Meet Legacy Society Members Paul and Maggie Molony
Paul and Maggie Molony have been married 52 years. Paul worked for a major oil company producing television commercials while Maggie stayed home to raise their four children - Karen, Laura, and twins Brian and Susan. Maggie says, "Our lives were filled with so much happiness."
Even so, the threat of ALS lingered in Maggie's mind. Her mother, grandmother, three aunts, an uncle, and a cousin all died of ALS. Maggie explains, "I spent most of our married life thinking and dreading the possibility of being stricken with this horrific disease."

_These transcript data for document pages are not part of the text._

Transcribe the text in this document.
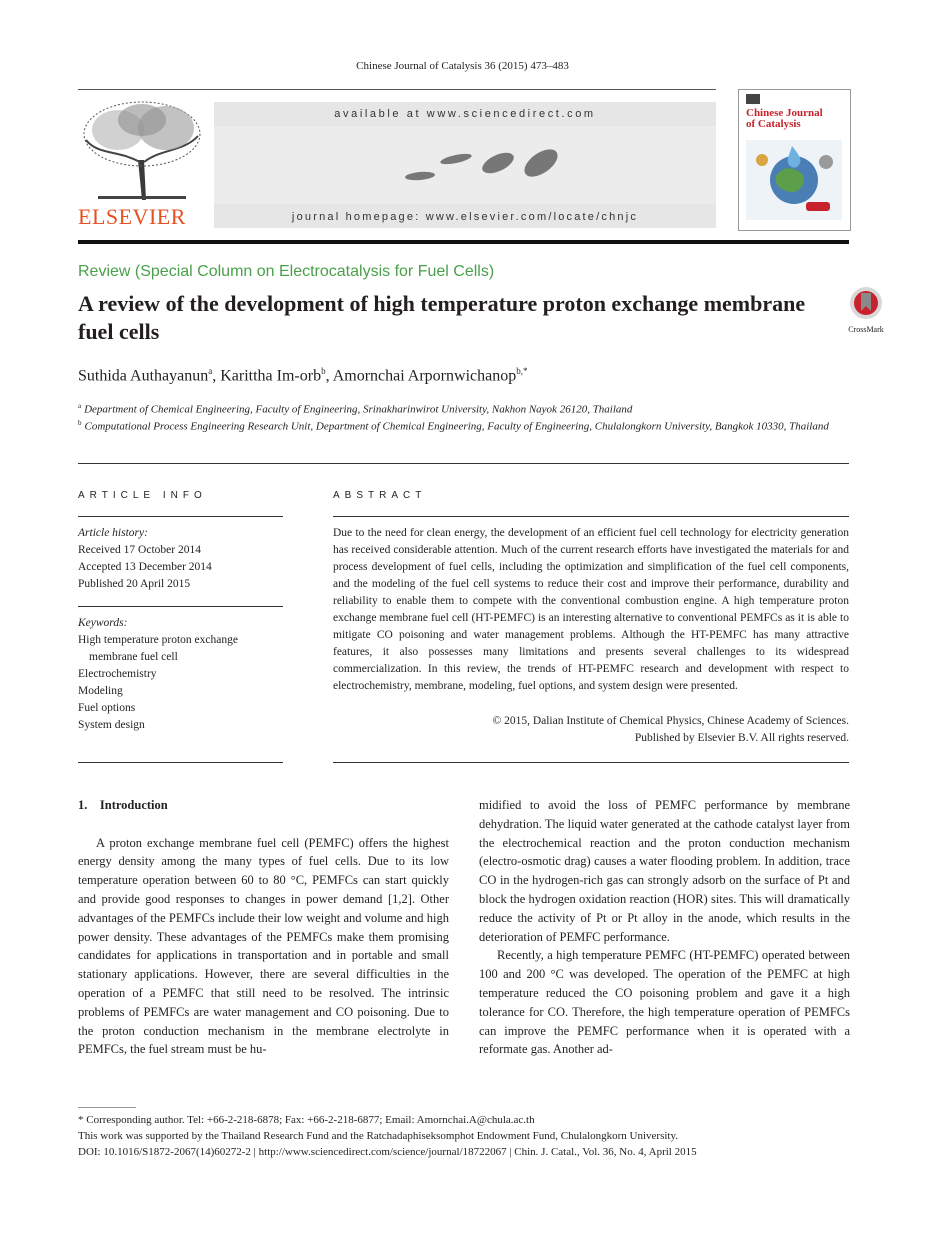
Chinese Journal of Catalysis 36 (2015) 473–483
ELSEVIER
available at www.sciencedirect.com
journal homepage: www.elsevier.com/locate/chnjc
Chinese Journal
of Catalysis
Review (Special Column on Electrocatalysis for Fuel Cells)
A review of the development of high temperature proton exchange membrane fuel cells	CrossMark
Suthida Authayanun$^a$, Karittha Im-orb$^b$, Amornchai Arpornwichanop$^{b,*}$
$^a$ Department of Chemical Engineering, Faculty of Engineering, Srinakharinwirot University, Nakhon Nayok 26120, Thailand
$^b$ Computational Process Engineering Research Unit, Department of Chemical Engineering, Faculty of Engineering, Chulalongkorn University, Bangkok 10330, Thailand
ARTICLE INFO
Article history:
Received 17 October 2014
Accepted 13 December 2014
Published 20 April 2015
Keywords:
High temperature proton exchange membrane fuel cell
Electrochemistry
Modeling
Fuel options
System design
ABSTRACT
Due to the need for clean energy, the development of an efficient fuel cell technology for electricity generation has received considerable attention. Much of the current research efforts have investigated the materials for and process development of fuel cells, including the optimization and simplification of the fuel cell components, and the modeling of the fuel cell systems to reduce their cost and improve their performance, durability and reliability to enable them to compete with the conventional combustion engine. A high temperature proton exchange membrane fuel cell (HT-PEMFC) is an interesting alternative to conventional PEMFCs as it is able to mitigate CO poisoning and water management problems. Although the HT-PEMFC has many attractive features, it also possesses many limitations and presents several challenges to its widespread commercialization. In this review, the trends of HT-PEMFC research and development with respect to electrochemistry, membrane, modeling, fuel options, and system design were presented.
© 2015, Dalian Institute of Chemical Physics, Chinese Academy of Sciences.
Published by Elsevier B.V. All rights reserved.

1.    Introduction

A proton exchange membrane fuel cell (PEMFC) offers the highest energy density among the many types of fuel cells. Due to its low temperature operation between 60 to 80 °C, PEMFCs can start quickly and provide good responses to changes in power demand [1,2]. Other advantages of the PEMFCs include their low weight and volume and high power density. These advantages of the PEMFCs make them promising candidates for applications in transportation and in portable and small stationary applications. However, there are several difficulties in the operation of a PEMFC that still need to be resolved. The intrinsic problems of PEMFCs are water management and CO poisoning. Due to the proton conduction mechanism in the membrane electrolyte in PEMFCs, the fuel stream must be hu-

midified to avoid the loss of PEMFC performance by membrane dehydration. The liquid water generated at the cathode catalyst layer from the electrochemical reaction and the proton conduction mechanism (electro-osmotic drag) causes a water flooding problem. In addition, trace CO in the hydrogen-rich gas can strongly adsorb on the surface of Pt and block the hydrogen oxidation reaction (HOR) sites. This will dramatically reduce the activity of Pt or Pt alloy in the anode, which results in the deterioration of PEMFC performance.

Recently, a high temperature PEMFC (HT-PEMFC) operated between 100 and 200 °C was developed. The operation of the PEMFC at high temperature reduced the CO poisoning problem and gave it a high tolerance for CO. Therefore, the high temperature operation of PEMFCs can improve the PEMFC performance when it is operated with a reformate gas. Another ad-

* Corresponding author. Tel: +66-2-218-6878; Fax: +66-2-218-6877; Email: Amornchai.A@chula.ac.th
This work was supported by the Thailand Research Fund and the Ratchadaphiseksomphot Endowment Fund, Chulalongkorn University.
DOI: 10.1016/S1872-2067(14)60272-2 | http://www.sciencedirect.com/science/journal/18722067 | Chin. J. Catal., Vol. 36, No. 4, April 2015
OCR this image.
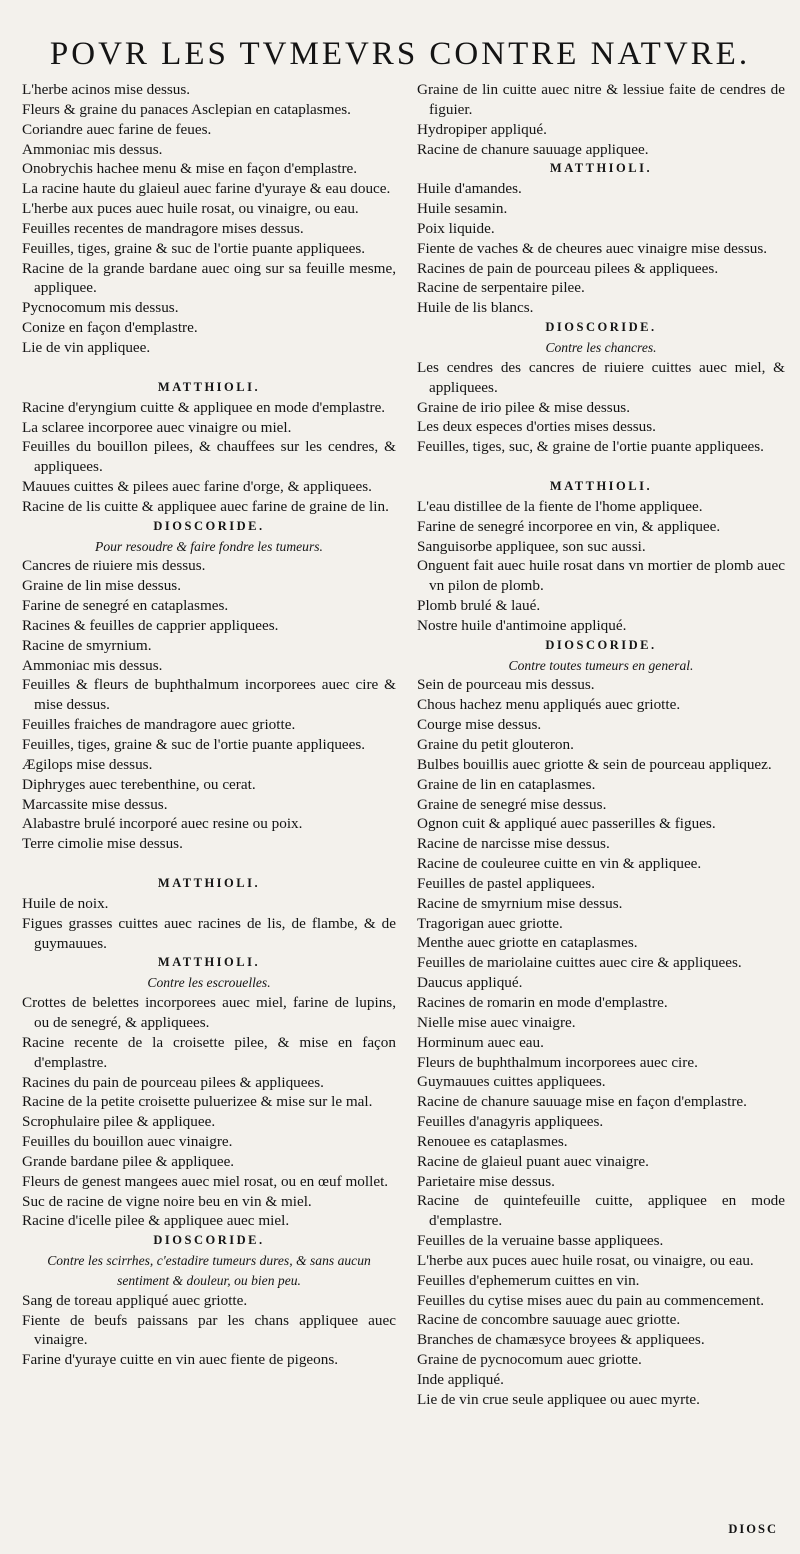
POVR LES TVMEVRS CONTRE NATVRE.
L'herbe acinos mise dessus.
Fleurs & graine du panaces Asclepian en cataplasmes.
Coriandre auec farine de feues.
Ammoniac mis dessus.
Onobrychis hachee menu & mise en façon d'emplastre.
La racine haute du glaieul auec farine d'yuraye & eau douce.
L'herbe aux puces auec huile rosat, ou vinaigre, ou eau.
Feuilles recentes de mandragore mises dessus.
Feuilles, tiges, graine & suc de l'ortie puante appliquees.
Racine de la grande bardane auec oing sur sa feuille mesme, appliquee.
Pycnocomum mis dessus.
Conize en façon d'emplastre.
Lie de vin appliquee.
MATTHIOLI.
Racine d'eryngium cuitte & appliquee en mode d'emplastre.
La sclaree incorporee auec vinaigre ou miel.
Feuilles du bouillon pilees, & chauffees sur les cendres, & appliquees.
Mauues cuittes & pilees auec farine d'orge, & appliquees.
Racine de lis cuitte & appliquee auec farine de graine de lin.
DIOSCORIDE.
Pour resoudre & faire fondre les tumeurs.
Cancres de riuiere mis dessus.
Graine de lin mise dessus.
Farine de senegré en cataplasmes.
Racines & feuilles de capprier appliquees.
Racine de smyrnium.
Ammoniac mis dessus.
Feuilles & fleurs de buphthalmum incorporees auec cire & mise dessus.
Feuilles fraiches de mandragore auec griotte.
Feuilles, tiges, graine & suc de l'ortie puante appliquees.
Ægilops mise dessus.
Diphryges auec terebenthine, ou cerat.
Marcassite mise dessus.
Alabastre brulé incorporé auec resine ou poix.
Terre cimolie mise dessus.
MATTHIOLI.
Huile de noix.
Figues grasses cuittes auec racines de lis, de flambe, & de guymauues.
MATTHIOLI.
Contre les escrouelles.
Crottes de belettes incorporees auec miel, farine de lupins, ou de senegré, & appliquees.
Racine recente de la croisette pilee, & mise en façon d'emplastre.
Racines du pain de pourceau pilees & appliquees.
Racine de la petite croisette puluerizee & mise sur le mal.
Scrophulaire pilee & appliquee.
Feuilles du bouillon auec vinaigre.
Grande bardane pilee & appliquee.
Fleurs de genest mangees auec miel rosat, ou en œuf mollet.
Suc de racine de vigne noire beu en vin & miel.
Racine d'icelle pilee & appliquee auec miel.
DIOSCORIDE.
Contre les scirrhes, c'estadire tumeurs dures, & sans aucun sentiment & douleur, ou bien peu.
Sang de toreau appliqué auec griotte.
Fiente de beufs paissans par les chans appliquee auec vinaigre.
Farine d'yuraye cuitte en vin auec fiente de pigeons.
Graine de lin cuitte auec nitre & lessiue faite de cendres de figuier.
Hydropiper appliqué.
Racine de chanure sauuage appliquee.
MATTHIOLI.
Huile d'amandes.
Huile sesamin.
Poix liquide.
Fiente de vaches & de cheures auec vinaigre mise dessus.
Racines de pain de pourceau pilees & appliquees.
Racine de serpentaire pilee.
Huile de lis blancs.
DIOSCORIDE.
Contre les chancres.
Les cendres des cancres de riuiere cuittes auec miel, & appliquees.
Graine de irio pilee & mise dessus.
Les deux especes d'orties mises dessus.
Feuilles, tiges, suc, & graine de l'ortie puante appliquees.
MATTHIOLI.
L'eau distillee de la fiente de l'home appliquee.
Farine de senegré incorporee en vin, & appliquee.
Sanguisorbe appliquee, son suc aussi.
Onguent fait auec huile rosat dans vn mortier de plomb auec vn pilon de plomb.
Plomb brulé & laué.
Nostre huile d'antimoine appliqué.
DIOSCORIDE.
Contre toutes tumeurs en general.
Sein de pourceau mis dessus.
Chous hachez menu appliqués auec griotte.
Courge mise dessus.
Graine du petit glouteron.
Bulbes bouillis auec griotte & sein de pourceau appliquez.
Graine de lin en cataplasmes.
Graine de senegré mise dessus.
Ognon cuit & appliqué auec passerilles & figues.
Racine de narcisse mise dessus.
Racine de couleuree cuitte en vin & appliquee.
Feuilles de pastel appliquees.
Racine de smyrnium mise dessus.
Tragorigan auec griotte.
Menthe auec griotte en cataplasmes.
Feuilles de mariolaine cuittes auec cire & appliquees.
Daucus appliqué.
Racines de romarin en mode d'emplastre.
Nielle mise auec vinaigre.
Horminum auec eau.
Fleurs de buphthalmum incorporees auec cire.
Guymauues cuittes appliquees.
Racine de chanure sauuage mise en façon d'emplastre.
Feuilles d'anagyris appliquees.
Renouee es cataplasmes.
Racine de glaieul puant auec vinaigre.
Parietaire mise dessus.
Racine de quintefeuille cuitte, appliquee en mode d'emplastre.
Feuilles de la veruaine basse appliquees.
L'herbe aux puces auec huile rosat, ou vinaigre, ou eau.
Feuilles d'ephemerum cuittes en vin.
Feuilles du cytise mises auec du pain au commencement.
Racine de concombre sauuage auec griotte.
Branches de chamæsyce broyees & appliquees.
Graine de pycnocomum auec griotte.
Inde appliqué.
Lie de vin crue seule appliquee ou auec myrte.
DIOSC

What happened next was unthinkable. In 1987, Karen passed away from ALS. Then Brian. Then Laura. Finally, Susan passed away from ALS in 1998. Maggie recalls, "I never dreamed that one day our four adult children would be the next victims and not me. We were completely grief-stricken and devastated."
It was during Susan's illness that the Molonys turned to The ALS Association for help. "Since then, we have always had a shoulder to lean on. As a result, we consider them part of our extended family."
After Susan's passing, Maggie and Paul decided to do something in memory of their four children: include a bequest to the Association in their wills. "When Susan passed away, there was no doubt in our minds that The ALS Association would share in our wills," Maggie says.
The Molonys are hopeful that their gift will help the Association continue its world-class research efforts. "My wish is to open new avenues of more research on stem cells and to find a cure in time so that our eight grandchildren and future family members may live in peace without the fear of being stricken," Maggie says.
Having lost their four children to ALS has not deprived the Molonys of years of wonderful memories, nor of hope in the future. "We know this is what our children would want us to do," she says, "so that other young people might have a chance to live out their lives. We would strongly suggest that others remember The ALS Association in their wills so that one day we can say, "Mission accomplished!"